2002 Cunningham by-election
| Party |  | Candidate | Votes | % | ±% |
|  | Labor | Sharon Bird | 25,671 | 38.13 | −6.06 |
|  | Greens | Michael Organ | 15,505 | 23.03 | +16.39 |
|  | Independent Liberal | David Moulds | 9,147 | 13.59 | +13.59 |
|  | Independent Labor | Peter Wilson | 7,107 | 10.56 | +10.56 |
|  | One Nation | Geoff Crocker | 2,696 | 4.00 | −0.63 |
|  | Christian Democrats | Owen Nannelli | 2,566 | 3.81 | +1.32 |
|  | Democrats | Linda Chapman | 1,514 | 2.25 | −4.92 |
|  | AAFI | David Hughes | 889 | 1.32 | +1.32 |
|  | Independent | Meg Sampson | 671 | 1.00 | +1.00 |
|  | Non-Custodial Parents | John Flanagan | 556 | 0.83 | +0.83 |
|  | Independent | James Keene | 483 | 0.72 | +0.72 |
|  | Socialist Alliance | Chris Williams | 399 | 0.59 | +0.59 |
|  | Citizens Electoral Council | Hal A. Johnson | 120 | 0.18 | +0.18 |
| Total formal votes |  |  | 67,324 | 92.26 | −2.90 |
| Informal votes |  |  | 5,647 | 7.74 | +2.90 |
| Turnout |  |  | 72,971 | 89.51 | −5.91 |
Two-candidate-preferred result
|  | Greens | Michael Organ | 35,160 | 52.23 | +52.23 |
|  | Labor | Sharon Bird | 32,164 | 47.77 | −12.88 |
|  | Greens gain from Labor |  |  |  |  |

==Aftermath==
Although Labor received the highest primary vote, the Australian Greens candidate, Michael Organ, won the by-election on a 52.2 percent two-candidate preferred (2CP) vote.
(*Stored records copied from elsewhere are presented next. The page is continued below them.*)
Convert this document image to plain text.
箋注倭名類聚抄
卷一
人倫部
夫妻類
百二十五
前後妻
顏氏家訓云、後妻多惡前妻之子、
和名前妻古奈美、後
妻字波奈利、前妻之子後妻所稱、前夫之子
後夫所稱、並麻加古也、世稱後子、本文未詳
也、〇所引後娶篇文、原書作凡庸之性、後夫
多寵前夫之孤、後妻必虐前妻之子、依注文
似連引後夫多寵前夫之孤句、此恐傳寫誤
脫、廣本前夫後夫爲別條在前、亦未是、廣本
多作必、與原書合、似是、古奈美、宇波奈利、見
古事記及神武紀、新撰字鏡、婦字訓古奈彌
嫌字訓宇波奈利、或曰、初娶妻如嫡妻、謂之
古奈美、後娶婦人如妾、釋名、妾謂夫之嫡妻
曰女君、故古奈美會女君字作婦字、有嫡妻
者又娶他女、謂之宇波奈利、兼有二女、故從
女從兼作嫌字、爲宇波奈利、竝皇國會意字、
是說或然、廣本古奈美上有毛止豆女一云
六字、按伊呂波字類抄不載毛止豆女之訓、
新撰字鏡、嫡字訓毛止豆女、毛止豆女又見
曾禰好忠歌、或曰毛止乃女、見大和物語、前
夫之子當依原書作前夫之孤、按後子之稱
Asymmetrical preference flows in the absence of an official Liberal candidate contributed to Labor losing the seat, with their 2CP being reduced by 12.9 percent. Labor, Liberal and Green all contested Cunningham in the 2004 federal election, Labor won the seat back with a two-party preferred (2PP) vote of over 60 percent. However, other factors attributed by some to the loss include Martin's premature departure, a messy preselection process for Bird, and discontent from the NSW Labor branch towards federal leader Simon Crean.